The terms of the deal were not disclosed. Carlisle also acquired one of Micro-Coax’s business units, Kroll Technologies, which provides electro-plating services and fabricates metal parts for a wide range of industries.
Based in Pennsylvania, Micro-Coax has been a long-time supplier of semi-rigid coaxial cable, a special type of transmission line that severely limits the power lost when signals pour into cables. Semi-rigid cables have “the advantage of the smallest possible diameter, nearly 100% isolation, and near-theoretical textbook attenuation,” said Chris Kneizys, Micro-Coax’s chief executive, in a 2015 interview with Microwaves & RF.
While both companies make overlapping products, the scale of their operations are worlds apart. Carlisle Interconnect Technologies, which is organized under a holding company, generated revenues of $196.7 million in the first quarter of 2016, according to government filings. That represents nearly a fourth of the holding company’s total revenue for the quarter.
Last year, Micro-Coax only had annual revenues around $45 million, according to a Carlisle statement. Though small, the company was in the process of expanding before the deal. Last month, Micro-Coax began growing its staff – now standing at 235 – hiring for positions in manufacturing and engineering to help transition into new markets.
Micro-Coax was founded in 1962. A.H. Mainwaring, the engineer that invented the precursor to semi-rigid cables, established the company as a business unit of his first venture, Uniform Tubes. The firm’s first major achievement came the following year, with the design of gold jackets for the cabling inside the first Apollo spacecraft.

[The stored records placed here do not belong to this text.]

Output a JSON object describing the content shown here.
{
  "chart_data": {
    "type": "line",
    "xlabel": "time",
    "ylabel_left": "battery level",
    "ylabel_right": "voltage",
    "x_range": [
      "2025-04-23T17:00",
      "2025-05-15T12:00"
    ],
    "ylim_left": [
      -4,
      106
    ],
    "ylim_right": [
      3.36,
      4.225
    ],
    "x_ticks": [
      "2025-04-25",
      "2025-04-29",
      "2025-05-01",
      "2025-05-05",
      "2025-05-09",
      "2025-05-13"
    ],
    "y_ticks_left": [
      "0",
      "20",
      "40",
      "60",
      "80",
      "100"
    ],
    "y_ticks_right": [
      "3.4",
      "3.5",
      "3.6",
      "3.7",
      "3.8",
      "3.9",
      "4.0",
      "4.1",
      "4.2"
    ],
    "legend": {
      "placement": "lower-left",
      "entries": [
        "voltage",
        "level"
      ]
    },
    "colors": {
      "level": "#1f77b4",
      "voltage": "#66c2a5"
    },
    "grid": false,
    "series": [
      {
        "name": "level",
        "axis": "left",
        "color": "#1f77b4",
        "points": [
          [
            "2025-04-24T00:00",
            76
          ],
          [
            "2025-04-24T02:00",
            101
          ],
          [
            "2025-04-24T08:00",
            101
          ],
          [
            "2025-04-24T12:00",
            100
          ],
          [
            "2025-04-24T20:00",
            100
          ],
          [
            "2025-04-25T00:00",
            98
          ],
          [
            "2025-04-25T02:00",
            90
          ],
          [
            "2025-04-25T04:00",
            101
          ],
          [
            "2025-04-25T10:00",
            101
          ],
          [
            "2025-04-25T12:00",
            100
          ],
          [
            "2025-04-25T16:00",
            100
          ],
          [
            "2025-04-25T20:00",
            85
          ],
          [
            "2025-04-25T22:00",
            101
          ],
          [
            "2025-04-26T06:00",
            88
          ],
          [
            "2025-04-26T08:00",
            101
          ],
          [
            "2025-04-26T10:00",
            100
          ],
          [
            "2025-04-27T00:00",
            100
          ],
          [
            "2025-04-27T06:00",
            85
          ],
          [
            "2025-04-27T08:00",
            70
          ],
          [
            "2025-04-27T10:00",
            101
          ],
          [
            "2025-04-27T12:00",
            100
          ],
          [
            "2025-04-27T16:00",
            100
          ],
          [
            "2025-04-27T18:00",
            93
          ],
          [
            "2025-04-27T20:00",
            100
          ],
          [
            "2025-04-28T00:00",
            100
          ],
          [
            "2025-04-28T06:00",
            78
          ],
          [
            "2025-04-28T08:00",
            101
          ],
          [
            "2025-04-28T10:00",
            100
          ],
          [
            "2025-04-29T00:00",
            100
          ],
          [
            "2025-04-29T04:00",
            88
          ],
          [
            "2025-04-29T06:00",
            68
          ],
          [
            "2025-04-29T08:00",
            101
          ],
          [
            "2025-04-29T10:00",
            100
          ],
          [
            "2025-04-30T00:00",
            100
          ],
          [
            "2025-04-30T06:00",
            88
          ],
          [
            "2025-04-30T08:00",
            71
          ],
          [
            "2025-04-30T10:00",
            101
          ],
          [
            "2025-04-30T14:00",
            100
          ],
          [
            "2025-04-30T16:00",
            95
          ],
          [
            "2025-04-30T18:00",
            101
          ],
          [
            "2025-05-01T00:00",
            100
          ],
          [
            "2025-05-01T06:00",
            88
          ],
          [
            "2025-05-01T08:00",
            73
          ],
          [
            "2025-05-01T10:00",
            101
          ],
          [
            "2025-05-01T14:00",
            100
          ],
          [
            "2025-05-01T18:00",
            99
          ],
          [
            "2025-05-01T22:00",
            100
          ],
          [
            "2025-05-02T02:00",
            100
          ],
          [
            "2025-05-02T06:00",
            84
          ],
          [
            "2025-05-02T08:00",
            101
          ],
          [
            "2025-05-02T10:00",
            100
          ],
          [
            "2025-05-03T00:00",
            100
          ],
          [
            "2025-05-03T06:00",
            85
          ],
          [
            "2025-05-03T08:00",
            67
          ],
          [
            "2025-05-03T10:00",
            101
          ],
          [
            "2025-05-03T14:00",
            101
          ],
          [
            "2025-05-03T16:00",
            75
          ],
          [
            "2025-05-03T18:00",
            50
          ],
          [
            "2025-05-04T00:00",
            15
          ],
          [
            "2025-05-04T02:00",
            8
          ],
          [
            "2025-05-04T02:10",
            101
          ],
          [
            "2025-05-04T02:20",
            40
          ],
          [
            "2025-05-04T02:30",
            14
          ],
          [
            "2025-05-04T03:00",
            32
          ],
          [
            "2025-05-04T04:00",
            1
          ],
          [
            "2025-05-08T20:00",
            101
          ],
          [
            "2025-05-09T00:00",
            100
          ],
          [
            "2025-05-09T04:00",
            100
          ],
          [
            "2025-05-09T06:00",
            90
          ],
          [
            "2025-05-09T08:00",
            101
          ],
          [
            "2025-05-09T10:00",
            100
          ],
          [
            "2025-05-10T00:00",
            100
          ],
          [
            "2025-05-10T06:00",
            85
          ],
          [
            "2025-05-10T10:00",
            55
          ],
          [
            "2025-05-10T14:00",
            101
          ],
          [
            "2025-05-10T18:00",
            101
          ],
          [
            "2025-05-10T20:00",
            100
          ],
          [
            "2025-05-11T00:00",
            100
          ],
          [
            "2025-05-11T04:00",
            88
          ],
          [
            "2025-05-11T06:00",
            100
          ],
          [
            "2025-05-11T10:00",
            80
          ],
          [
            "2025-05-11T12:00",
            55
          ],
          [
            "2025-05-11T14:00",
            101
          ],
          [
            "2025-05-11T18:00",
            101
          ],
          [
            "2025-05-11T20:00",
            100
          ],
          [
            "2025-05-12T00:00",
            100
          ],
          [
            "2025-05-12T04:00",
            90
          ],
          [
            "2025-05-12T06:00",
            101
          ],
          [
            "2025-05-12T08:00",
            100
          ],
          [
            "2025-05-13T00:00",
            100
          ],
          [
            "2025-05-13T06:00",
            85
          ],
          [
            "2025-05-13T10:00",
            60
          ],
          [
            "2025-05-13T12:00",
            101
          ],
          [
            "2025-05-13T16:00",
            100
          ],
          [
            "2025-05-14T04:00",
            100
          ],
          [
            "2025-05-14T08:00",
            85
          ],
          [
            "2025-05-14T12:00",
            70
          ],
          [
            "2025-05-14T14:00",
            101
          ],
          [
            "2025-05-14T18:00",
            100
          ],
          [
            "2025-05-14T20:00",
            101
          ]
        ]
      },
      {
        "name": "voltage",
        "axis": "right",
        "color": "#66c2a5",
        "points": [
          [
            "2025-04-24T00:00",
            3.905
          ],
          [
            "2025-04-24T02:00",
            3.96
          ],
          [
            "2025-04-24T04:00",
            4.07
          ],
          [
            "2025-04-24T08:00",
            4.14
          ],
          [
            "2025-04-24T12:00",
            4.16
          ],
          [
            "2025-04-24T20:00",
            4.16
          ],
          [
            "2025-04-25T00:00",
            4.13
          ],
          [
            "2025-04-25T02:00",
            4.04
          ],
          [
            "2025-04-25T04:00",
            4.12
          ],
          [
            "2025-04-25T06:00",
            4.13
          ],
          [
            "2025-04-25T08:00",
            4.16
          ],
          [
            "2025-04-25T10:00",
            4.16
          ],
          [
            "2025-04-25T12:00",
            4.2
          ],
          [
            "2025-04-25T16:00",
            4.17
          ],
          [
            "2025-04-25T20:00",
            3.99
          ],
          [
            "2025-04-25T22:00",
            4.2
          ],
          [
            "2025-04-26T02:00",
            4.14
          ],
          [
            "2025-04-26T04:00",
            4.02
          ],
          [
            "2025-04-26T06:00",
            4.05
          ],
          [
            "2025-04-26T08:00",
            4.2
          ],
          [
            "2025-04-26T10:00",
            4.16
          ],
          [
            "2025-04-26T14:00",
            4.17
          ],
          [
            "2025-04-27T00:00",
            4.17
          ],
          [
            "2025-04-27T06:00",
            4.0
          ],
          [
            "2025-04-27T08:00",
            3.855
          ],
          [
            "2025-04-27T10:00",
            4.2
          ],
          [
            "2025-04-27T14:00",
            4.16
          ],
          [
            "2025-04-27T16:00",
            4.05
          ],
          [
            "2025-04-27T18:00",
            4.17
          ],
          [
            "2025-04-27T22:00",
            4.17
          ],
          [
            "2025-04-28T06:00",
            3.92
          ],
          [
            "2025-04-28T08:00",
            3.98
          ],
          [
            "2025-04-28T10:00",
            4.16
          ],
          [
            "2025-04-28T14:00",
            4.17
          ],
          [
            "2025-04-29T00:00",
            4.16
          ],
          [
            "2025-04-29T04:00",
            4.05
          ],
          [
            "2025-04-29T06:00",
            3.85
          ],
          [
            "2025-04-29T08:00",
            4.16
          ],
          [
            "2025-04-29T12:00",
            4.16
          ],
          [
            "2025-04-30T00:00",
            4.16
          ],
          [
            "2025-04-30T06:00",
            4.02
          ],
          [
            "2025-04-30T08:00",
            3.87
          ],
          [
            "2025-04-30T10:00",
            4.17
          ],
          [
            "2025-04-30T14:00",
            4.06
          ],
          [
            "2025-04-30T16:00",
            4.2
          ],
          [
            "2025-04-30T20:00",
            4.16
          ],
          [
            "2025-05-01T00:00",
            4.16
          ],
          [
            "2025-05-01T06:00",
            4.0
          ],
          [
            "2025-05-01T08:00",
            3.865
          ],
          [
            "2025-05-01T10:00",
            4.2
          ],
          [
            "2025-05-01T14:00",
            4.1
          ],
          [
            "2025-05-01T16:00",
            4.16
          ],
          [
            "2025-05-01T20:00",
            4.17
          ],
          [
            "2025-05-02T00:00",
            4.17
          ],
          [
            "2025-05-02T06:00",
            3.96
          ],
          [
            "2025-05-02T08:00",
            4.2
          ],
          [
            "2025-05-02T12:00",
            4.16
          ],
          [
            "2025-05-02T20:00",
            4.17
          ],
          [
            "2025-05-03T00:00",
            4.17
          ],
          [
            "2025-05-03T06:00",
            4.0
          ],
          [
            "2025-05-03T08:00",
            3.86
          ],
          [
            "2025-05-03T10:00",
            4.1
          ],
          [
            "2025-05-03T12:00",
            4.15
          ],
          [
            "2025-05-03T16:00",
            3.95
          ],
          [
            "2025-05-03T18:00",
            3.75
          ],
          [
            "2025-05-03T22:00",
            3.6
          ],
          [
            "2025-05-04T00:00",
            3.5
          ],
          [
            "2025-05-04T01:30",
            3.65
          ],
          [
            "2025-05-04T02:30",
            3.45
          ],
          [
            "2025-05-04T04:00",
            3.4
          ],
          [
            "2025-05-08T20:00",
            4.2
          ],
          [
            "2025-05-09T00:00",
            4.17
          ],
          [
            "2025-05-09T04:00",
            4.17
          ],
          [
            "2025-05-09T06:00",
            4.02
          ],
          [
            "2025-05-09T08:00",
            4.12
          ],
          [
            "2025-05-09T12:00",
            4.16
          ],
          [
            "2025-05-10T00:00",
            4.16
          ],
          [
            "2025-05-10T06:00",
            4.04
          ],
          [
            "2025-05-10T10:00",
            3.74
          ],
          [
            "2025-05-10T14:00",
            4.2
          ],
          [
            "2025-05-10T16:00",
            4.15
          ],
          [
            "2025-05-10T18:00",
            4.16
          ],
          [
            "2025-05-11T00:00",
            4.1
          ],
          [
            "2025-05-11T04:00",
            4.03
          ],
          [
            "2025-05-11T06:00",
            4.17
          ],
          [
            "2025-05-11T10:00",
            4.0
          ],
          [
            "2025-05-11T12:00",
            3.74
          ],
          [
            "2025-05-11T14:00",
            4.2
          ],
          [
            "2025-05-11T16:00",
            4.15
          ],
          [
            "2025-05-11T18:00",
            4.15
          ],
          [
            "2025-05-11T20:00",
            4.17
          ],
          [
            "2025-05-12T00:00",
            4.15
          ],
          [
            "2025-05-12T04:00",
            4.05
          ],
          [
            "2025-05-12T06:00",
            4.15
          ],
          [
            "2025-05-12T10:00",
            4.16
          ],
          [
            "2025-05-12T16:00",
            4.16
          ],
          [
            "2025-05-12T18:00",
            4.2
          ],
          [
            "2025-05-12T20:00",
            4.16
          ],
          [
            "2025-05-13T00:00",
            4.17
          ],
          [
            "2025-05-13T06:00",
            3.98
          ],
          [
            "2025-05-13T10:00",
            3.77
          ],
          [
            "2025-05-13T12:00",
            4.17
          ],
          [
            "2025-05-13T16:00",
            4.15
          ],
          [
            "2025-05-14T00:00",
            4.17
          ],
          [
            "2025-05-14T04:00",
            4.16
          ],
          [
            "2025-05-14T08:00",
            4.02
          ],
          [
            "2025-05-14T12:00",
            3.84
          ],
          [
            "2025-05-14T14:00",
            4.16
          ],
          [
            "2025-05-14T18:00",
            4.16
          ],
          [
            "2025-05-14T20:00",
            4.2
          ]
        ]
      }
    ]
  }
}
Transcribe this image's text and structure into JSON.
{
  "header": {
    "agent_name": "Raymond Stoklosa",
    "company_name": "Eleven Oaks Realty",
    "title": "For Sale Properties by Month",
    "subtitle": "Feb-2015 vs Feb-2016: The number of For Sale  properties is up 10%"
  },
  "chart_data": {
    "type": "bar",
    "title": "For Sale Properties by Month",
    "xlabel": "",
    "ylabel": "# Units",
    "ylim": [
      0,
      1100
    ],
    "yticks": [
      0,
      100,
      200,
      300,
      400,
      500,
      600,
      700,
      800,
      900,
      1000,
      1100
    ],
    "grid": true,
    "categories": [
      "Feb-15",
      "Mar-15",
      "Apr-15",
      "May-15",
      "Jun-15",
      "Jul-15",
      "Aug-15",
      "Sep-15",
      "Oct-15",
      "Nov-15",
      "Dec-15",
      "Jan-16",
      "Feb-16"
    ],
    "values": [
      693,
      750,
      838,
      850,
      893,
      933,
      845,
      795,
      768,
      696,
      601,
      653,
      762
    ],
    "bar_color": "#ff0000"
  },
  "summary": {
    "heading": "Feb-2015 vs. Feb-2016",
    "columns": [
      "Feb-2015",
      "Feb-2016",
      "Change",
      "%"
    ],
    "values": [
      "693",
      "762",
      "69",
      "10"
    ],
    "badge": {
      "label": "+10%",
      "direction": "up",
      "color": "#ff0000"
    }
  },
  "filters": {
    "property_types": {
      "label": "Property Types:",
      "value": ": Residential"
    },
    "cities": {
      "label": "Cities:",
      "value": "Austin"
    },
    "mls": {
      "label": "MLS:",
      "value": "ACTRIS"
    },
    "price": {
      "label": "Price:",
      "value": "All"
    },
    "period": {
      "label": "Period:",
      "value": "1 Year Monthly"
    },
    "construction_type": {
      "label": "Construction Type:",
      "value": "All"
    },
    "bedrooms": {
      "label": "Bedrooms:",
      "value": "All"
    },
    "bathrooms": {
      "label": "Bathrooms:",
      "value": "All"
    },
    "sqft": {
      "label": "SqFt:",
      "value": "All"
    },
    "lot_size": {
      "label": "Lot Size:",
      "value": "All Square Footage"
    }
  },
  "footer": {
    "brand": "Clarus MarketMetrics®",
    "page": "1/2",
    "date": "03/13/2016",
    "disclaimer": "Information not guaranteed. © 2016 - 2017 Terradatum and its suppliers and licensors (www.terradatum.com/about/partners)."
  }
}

Over the next 50 years, the company expanded into delay lines, connectors, and products for shielding electromagnetic interference. One such shielding technology, Aracon, is a yarn-like conductive fiber that can replace metal and conventional braided cable in airplane electronics. Its natural and synthetic fibers are treated to conduct electricity and the resulting yarn is stronger, lighter, and more flexible than metal wire.
“We are excited about the acquisition of Micro-Coax, as the company adds capabilities and technology to strengthen our interconnect products business in very attractive sectors,” Chris Koch, Carlisle’s chief executive, said in a statement.